The UN Human Rights office on Friday called for “maximum restraint” by both the agitating farmers and the Government of India during the ongoing farmers’ protest against the laws that aim at reforming the agriculture sector in the country, freeing the crop producers from middlemen-infested government wholesale markets.
The Office of the United Nations High Commissioner for Human Rights (OHCHR), in a tweet, said the rights to peaceful assembly and expression should be protected both offline and online.
Stressing that it is crucial to find “equitable solutions” with due respect to human rights for all, the UN Human Rights’s official Twitter handle wrote, “#India: We call on the authorities and protesters to exercise maximum restraint in ongoing #FarmersProtests. The rights to peaceful assembly & expression should be protected both offline & online. It’s crucial to find equitable solutions with due respect to #HumanRights for all.”
The UN Human Rights tweet comes days after international celebrities like Rihanna, a toolkit-sharing Swedish climate activist Greta Thunberg, former actress in pornographic movies Mia Khalifa, US Vice-President Kamala Harris’s niece Meena Harris and several others came out in support of the farmers’ protest in the country.
Thousands of farmers, mostly from Punjab, Haryana and western Uttar Pradesh, have been camping at three Delhi border points — Singhu, Tikri and Ghazipur — for more than 70 days, demanding a complete repeal of three contentious farm laws.
They argue without proof that the newly-enacted farm laws would weaken the mandi system and favour corporate giants. They also demand a legal guarantee for the minimum support price procurement system not only by the state but also by private buyers, failing which, they say, even private buyers must be prosecuted and jailed!

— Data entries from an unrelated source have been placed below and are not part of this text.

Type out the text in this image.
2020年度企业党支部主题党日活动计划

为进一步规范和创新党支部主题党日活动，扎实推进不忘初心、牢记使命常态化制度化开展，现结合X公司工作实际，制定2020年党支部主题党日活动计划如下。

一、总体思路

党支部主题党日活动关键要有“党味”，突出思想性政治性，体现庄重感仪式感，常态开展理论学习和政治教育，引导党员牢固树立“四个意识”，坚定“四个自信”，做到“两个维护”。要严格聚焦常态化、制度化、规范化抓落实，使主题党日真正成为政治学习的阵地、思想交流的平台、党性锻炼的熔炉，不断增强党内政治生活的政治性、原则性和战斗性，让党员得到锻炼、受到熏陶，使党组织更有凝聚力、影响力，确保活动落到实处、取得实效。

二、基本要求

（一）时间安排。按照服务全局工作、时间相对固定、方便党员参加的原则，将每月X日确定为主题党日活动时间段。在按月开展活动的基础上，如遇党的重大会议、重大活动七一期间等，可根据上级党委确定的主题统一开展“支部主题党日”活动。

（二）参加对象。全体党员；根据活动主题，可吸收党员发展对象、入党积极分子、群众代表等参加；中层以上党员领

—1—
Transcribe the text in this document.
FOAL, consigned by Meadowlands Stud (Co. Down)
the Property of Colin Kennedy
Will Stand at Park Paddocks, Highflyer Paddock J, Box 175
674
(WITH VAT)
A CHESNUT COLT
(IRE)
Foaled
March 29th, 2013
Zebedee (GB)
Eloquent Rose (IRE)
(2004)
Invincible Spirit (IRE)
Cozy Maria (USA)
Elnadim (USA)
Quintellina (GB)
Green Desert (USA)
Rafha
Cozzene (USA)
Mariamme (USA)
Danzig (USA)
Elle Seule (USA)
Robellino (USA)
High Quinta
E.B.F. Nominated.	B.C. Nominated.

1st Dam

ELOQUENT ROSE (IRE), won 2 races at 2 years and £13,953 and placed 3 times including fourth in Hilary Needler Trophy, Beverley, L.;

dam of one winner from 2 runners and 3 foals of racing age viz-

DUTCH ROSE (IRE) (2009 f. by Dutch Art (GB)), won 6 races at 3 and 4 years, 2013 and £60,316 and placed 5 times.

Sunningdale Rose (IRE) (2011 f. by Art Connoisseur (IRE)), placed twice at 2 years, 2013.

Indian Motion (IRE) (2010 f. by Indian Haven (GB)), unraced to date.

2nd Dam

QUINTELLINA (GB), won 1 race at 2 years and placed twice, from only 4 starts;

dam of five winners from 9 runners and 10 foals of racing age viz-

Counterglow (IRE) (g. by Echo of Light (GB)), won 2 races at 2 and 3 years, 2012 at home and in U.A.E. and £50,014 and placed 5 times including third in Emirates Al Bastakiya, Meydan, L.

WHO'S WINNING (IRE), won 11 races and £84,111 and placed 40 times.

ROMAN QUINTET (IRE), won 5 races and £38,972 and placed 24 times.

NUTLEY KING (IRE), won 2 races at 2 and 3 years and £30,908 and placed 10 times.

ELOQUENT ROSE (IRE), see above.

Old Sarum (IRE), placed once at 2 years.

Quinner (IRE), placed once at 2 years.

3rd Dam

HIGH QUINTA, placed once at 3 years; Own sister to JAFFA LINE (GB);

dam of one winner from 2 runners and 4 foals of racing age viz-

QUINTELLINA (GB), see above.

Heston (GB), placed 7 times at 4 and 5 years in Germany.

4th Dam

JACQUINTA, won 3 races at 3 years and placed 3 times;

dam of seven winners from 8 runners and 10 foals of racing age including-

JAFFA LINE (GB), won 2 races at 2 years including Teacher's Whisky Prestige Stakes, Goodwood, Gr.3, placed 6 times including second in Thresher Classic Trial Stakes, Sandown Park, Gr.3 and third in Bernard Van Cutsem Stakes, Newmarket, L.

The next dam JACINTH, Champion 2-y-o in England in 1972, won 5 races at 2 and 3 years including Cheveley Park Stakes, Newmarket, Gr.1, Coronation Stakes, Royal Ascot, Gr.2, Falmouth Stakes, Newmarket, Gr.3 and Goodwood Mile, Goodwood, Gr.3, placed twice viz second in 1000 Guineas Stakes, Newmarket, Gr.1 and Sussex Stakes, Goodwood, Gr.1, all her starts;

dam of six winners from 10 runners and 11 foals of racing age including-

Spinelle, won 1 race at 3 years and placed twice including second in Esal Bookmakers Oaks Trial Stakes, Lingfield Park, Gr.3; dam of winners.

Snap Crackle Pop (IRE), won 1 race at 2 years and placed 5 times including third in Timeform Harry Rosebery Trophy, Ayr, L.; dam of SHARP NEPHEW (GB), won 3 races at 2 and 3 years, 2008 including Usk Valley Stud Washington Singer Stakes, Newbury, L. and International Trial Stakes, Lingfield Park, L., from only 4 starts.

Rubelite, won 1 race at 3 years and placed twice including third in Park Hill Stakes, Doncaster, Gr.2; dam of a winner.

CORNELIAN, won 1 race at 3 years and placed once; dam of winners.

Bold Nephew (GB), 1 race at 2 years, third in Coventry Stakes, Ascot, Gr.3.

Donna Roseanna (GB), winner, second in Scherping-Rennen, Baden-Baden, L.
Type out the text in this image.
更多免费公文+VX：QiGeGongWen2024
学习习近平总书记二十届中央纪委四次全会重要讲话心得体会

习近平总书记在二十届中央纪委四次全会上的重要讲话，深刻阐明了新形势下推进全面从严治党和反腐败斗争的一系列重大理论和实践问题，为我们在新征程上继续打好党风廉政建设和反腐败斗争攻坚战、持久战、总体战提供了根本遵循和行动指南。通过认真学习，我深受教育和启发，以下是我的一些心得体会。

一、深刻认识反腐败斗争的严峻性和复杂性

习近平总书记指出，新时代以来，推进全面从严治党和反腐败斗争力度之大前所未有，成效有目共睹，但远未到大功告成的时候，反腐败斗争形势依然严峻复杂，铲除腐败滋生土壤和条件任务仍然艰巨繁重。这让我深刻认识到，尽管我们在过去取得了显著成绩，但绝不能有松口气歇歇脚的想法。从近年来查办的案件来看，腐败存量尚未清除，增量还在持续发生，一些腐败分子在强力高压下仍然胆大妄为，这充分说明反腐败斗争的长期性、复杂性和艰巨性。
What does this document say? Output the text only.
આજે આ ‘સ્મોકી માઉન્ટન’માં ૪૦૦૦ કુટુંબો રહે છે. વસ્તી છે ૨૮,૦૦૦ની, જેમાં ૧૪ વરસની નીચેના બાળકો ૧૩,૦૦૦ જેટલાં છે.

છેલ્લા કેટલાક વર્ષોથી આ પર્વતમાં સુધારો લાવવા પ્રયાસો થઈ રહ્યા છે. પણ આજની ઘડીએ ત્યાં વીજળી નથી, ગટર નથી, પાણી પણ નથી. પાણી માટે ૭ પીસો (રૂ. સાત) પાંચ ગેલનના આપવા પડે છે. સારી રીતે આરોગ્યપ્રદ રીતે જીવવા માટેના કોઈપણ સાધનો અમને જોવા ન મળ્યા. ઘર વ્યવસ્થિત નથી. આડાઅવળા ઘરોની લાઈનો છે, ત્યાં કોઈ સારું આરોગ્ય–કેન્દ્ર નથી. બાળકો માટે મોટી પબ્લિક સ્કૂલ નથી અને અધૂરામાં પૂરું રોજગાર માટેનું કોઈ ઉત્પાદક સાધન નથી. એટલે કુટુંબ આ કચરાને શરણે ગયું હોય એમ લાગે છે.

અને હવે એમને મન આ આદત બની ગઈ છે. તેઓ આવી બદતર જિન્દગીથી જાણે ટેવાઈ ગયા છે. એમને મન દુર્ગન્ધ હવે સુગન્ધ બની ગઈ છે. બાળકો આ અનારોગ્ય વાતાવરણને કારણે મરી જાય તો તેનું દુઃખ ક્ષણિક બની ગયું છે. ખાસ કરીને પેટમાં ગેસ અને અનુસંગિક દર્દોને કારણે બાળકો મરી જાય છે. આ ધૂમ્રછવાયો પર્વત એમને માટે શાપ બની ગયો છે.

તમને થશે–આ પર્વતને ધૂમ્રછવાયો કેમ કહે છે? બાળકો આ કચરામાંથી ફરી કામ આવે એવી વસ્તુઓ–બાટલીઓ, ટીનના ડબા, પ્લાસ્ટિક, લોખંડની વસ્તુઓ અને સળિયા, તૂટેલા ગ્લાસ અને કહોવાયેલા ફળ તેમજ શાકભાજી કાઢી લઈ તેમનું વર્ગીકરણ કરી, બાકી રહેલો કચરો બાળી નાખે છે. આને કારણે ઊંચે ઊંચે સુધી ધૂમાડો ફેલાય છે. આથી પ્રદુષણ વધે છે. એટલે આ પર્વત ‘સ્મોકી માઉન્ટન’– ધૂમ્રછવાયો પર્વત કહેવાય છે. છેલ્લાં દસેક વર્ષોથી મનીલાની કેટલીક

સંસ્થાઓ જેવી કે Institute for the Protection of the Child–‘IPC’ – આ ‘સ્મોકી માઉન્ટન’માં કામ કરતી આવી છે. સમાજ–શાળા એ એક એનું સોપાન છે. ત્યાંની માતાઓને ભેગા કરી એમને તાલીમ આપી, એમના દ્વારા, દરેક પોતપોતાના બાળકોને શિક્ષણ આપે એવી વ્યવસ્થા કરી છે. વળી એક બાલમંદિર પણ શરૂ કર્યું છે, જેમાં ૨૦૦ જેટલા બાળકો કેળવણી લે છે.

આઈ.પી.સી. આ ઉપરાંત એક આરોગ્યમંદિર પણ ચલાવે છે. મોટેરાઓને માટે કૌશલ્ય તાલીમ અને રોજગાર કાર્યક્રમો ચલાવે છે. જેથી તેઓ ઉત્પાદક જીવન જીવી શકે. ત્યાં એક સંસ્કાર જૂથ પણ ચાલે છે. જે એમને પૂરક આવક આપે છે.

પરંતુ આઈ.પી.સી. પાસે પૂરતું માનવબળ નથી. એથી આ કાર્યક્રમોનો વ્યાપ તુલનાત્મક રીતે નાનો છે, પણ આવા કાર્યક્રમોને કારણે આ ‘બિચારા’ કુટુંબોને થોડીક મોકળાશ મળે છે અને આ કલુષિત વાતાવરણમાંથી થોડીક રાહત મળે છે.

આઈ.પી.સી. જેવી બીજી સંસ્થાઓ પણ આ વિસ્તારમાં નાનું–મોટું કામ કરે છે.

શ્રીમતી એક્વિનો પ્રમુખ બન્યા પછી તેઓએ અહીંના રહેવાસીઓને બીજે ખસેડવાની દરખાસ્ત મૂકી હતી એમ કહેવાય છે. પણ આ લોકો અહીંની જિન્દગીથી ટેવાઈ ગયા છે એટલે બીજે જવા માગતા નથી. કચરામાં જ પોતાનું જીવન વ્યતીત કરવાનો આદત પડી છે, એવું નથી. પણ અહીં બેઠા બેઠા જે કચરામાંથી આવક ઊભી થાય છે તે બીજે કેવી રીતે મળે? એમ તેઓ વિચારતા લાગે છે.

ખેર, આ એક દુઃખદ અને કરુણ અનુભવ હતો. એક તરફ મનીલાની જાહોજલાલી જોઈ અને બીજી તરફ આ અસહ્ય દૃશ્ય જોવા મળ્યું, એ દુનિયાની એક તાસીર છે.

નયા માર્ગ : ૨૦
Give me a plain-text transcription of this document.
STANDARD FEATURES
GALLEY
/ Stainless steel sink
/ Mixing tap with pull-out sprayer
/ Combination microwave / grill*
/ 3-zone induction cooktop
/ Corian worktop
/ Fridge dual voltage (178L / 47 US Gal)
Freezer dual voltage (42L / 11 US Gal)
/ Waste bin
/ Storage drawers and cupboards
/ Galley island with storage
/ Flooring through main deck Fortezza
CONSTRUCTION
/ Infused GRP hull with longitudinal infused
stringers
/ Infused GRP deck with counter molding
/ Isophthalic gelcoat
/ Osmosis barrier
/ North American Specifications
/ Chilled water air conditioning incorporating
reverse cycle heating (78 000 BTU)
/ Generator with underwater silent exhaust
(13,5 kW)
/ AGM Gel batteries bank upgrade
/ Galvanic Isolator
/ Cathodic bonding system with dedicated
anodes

The Samyukt Kisan Morcha (SKM), an umbrella body of the farmer unions protesting the farm laws, on Friday said there would be no ‘chakka jam’ in Delhi on February 6 even as it asserted that peasants in other parts of the country will block national and state highways for three hours but in a peaceful way.
The SKM had earlier this week announced this nationwide chakka jam on Saturday, saying that farmers would block national and state highways for three hours in protest against the Internet ban in areas near their agitation sites, harassment allegedly meted out to them by authorities, and other issues.
Multiple rounds of talks between the government and the farmer unions have remained deadlocked. The protests at the Delhi borders for the repeal of the three contentious farm laws that the government enacted in September 2020 — even as many of the provisions thereof were already in vogue for six odd months prior to the new legislation as per Prime Minister Narendra Modi — began on 26 November.
External Affairs Ministry spokesperson Anurag Srivastava said any protests must be seen in the context of India’s democratic ethos and polity, and the ongoing efforts of the government and the concerned farmer groups to resolve the impasse.
“The Parliament of India, after a full debate and discussion, passed reformist legislation relating to the agricultural sector. These reforms give expanded market access and provided greater flexibility to farmers. They also pave the way for economically and ecologically sustainable farming,” the MEA had said in a statement on Wednesday.
In a strong response to the remarks made by foreign individuals and entities, the MEA on Wednesday said the “temptation” of sensationalist social media hashtags and comments is “neither accurate nor responsible”.